Crossing fingers and (remaining) toes that the rest of this year is minimal on the vet bill costs. I had started a separate savings account a few months ago to prepare for the surgery costs before I knew how much we could reduce the total bill by driving to a veterinary hospital south of us.
Now that the bill came in significantly lower than originally quoted by local places, I’m planning to just keep that money set aside and cash flow the surgery. As much as it would be nice to reduce the cost we’re paying out of pocket this month, we can make it work, so we’ll keep those funds for an extra rainy pet care day.
Ps – she turned 9 today! Happy birthday, puppy dog! We are so glad to still have you around.
We pay monthly for our kiddo’s soccer classes at preschool on top of day care costs, so I put that payment in here because there isn’t really anything else like it. Otherwise, my husband went to Kirkland Uncorked with a couple of friends. This kind of felt like “vacation” spending, but since it was a local event, I put it in the miscellaneous category instead.
It would have been really easy to find (legitimate) excuses for why we didn’t have the excess to give in June and then July. However, we still did put money into savings both months. Perhaps not as much as we would have liked to, but we did. So clearly, we still had some space to give. If we wait until a month looks great to give freely, we likely won’t give much at all.
July 2019 Spending (Excludes mortgage, daycare, and insurance)
|February 2019||March 2019||April 2019||May 2019||June 2019||July 2019|
|Including Mortgage Principal||40%||66%||47%||39%||19%||26%|
After two very expensive months, June being our most expensive one since I started tracking closely two years ago, we are at a 34% savings rate, year to date. Considering we were well into the forties through the month of May, this is more than a little bit painful. I was hoping to finally hit a 50% savings rate for a year in 2019, but those odds have shrunk after these summer months.

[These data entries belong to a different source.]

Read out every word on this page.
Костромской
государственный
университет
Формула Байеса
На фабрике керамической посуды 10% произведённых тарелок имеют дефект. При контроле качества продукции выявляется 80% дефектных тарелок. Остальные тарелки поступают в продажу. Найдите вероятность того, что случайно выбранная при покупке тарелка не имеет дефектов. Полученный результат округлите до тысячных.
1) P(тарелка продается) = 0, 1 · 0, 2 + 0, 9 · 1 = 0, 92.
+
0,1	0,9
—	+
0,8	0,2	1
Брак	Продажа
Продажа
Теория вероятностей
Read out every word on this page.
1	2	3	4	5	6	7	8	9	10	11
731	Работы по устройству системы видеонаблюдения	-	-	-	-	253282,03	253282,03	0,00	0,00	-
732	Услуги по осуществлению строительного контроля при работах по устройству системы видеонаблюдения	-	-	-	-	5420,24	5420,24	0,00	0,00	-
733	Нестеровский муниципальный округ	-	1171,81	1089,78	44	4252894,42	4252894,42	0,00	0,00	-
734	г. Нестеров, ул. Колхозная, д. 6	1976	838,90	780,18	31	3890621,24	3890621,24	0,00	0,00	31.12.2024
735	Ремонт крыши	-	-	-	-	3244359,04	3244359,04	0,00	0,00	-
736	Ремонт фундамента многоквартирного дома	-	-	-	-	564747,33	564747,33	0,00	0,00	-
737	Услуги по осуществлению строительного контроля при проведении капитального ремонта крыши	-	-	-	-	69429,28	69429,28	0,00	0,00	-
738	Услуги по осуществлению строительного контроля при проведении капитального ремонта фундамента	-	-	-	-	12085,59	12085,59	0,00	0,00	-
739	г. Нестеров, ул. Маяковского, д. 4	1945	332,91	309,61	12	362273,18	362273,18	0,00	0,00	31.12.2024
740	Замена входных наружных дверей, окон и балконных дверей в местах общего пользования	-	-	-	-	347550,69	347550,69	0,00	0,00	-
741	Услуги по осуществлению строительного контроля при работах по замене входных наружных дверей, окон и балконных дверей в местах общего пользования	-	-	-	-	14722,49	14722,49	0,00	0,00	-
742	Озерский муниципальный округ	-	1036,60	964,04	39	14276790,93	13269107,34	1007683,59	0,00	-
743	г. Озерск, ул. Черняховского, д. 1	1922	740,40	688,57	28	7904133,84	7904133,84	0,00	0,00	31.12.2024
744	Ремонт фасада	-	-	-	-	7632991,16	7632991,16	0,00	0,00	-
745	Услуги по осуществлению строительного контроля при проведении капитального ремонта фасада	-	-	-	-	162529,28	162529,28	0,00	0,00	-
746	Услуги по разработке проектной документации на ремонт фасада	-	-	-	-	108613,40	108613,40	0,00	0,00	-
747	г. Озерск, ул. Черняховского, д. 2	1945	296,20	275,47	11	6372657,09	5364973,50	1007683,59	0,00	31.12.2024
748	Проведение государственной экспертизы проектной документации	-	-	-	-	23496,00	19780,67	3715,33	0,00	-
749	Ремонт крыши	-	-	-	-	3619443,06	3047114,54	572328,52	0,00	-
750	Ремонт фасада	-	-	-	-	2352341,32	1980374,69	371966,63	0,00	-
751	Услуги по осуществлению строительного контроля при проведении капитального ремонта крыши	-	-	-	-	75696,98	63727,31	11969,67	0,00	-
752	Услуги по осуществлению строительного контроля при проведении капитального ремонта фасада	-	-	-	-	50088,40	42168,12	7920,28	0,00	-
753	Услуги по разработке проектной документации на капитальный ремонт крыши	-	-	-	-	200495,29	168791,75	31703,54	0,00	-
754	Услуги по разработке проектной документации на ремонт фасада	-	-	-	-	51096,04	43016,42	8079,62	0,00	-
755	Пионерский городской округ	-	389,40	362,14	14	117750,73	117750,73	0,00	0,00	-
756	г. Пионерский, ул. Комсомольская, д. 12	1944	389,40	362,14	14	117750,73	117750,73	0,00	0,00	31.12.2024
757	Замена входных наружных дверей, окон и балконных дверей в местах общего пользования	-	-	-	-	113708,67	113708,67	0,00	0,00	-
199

We are closing in on $6,000 of pet expenses this year already, and we have five months left to go. In comparison, we spent $4,300 in all of 2018. We have two dogs, one cat, and one snake, so that total seems somewhat reasonable. Double that feels quite a bit more painful. I hadn’t started tracking closely when we had the costs related to our dog’s heart condition diagnosis and follow up care, and we had to put down our last ferret in that same month. So while I don’t know exactly what we spent in 2017, it wasn’t cheap.
This year though, compared to 2017, means that we simply have a much lower savings rate that we would like – which is still higher than our overall average for all of 2016 and 2017. Keeping close tabs on our overall costs and mostly just spending on the things we really value has completely changed the way we are able to work through big expenses. Instead of worrying about draining our emergency fund or needing to open up a 0% credit card to float the difference, the difference is only seen in the amount of money we are able to send to savings.
Oh. And if you take away the vet bills, we are at over a 50% savings rate for the month. It’s a good thing we love her, because she sure isn’t cheap.